Врач развел руками и отправил Ренувье к видному светилу. Тот, весьма заинтересовавшись его случаем, назначил множество обследований, чтобы изучить редкий недуг. Когда Ренувье спросил, представляет ли он опасность для него самого или для окружающих, доктор ответил отрицательно и заверил, что он может вести нормальную жизнь. Вздохнув с облегчением, Ренувье от души поблагодарил его. В автобусе, возвращаясь домой, он услышал, как директор в разговоре с заместителем хвалит безупречно составленный проект SCMN, а потом с интересом прослушал беседу двух своих бывших однокашников, которые случайно встретились в другом городе, за восемьсот километров, и вспоминали прошлое вообще и общего друга Ренувье в частности, отзываясь о нем хорошо, что ему польстило.
В последовавшие за этим недели Ренувье вошел во вкус, используя свой нежданно обретенный дар.
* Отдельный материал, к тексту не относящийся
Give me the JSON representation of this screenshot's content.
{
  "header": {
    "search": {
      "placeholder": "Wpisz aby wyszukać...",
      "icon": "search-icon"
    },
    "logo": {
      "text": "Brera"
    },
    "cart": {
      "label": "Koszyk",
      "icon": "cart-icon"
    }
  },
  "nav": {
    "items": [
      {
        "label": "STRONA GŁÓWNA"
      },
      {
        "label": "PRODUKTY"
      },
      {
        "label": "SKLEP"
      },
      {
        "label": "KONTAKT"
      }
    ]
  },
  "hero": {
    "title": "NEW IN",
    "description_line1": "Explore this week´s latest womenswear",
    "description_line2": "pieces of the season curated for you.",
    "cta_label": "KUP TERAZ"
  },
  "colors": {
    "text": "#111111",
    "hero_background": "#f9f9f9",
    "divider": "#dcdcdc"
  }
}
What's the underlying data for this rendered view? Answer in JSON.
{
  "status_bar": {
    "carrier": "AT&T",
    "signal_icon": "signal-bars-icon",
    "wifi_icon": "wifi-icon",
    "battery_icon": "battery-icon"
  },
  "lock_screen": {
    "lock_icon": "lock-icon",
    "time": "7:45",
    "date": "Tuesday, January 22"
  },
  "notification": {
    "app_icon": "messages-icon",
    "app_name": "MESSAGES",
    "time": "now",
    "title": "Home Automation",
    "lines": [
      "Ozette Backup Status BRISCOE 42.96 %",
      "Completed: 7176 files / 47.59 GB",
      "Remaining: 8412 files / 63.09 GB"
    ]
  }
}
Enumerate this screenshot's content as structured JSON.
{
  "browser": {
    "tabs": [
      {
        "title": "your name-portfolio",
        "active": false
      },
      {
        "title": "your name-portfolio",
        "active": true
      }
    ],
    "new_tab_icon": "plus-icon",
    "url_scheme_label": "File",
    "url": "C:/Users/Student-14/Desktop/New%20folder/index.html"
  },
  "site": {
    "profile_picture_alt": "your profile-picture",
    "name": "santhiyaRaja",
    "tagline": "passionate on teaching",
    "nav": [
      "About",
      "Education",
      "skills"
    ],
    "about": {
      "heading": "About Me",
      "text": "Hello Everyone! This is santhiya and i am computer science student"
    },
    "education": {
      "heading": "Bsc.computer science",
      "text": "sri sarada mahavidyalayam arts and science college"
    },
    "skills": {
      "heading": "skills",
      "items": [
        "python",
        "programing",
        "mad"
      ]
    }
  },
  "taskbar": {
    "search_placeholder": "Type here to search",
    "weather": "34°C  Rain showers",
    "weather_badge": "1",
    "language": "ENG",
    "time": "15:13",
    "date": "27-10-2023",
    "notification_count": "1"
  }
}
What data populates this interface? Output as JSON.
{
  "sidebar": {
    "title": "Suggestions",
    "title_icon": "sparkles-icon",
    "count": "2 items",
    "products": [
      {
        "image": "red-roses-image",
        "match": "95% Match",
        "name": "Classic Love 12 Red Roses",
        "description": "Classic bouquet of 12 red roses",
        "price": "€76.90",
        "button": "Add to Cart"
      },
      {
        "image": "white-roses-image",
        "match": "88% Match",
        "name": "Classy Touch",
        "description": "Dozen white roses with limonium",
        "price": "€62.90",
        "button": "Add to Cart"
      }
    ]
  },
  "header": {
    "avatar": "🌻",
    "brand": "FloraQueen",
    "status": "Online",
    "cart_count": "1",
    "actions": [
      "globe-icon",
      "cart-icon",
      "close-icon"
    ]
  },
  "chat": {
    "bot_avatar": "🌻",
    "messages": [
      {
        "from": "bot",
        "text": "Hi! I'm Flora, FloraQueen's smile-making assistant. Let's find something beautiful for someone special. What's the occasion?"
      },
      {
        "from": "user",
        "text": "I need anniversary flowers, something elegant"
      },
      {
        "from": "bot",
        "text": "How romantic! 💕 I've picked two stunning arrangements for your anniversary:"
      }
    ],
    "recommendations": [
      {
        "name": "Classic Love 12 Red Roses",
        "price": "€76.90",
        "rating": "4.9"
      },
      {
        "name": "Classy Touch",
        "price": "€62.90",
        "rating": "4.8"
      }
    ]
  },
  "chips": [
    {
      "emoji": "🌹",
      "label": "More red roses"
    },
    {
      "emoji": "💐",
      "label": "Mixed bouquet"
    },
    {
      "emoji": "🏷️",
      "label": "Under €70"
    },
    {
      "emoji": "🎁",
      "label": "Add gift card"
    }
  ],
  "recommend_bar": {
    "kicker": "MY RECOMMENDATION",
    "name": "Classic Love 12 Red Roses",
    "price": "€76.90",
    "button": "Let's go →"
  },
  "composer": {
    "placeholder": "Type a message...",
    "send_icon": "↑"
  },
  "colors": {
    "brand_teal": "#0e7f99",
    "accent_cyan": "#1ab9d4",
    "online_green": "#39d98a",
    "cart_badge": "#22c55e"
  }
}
Первым делом он «рассортировал» всех своих знакомых, слушая их разговоры о себе. Он завел блокнот и, разделив страницу на две колонки, писал слева имена тех, что говорили о нем хорошо, справа — всех остальных. Кое-какие его предчувствия подтвердились, кое-какие предубеждения не оправдались, было и несколько неприятных сюрпризов. Правая колонка росла быстрее левой, и Ренувье с горечью думал, что его недуг, каков бы он ни был, открыл ему кое-что новое в природе человеческой.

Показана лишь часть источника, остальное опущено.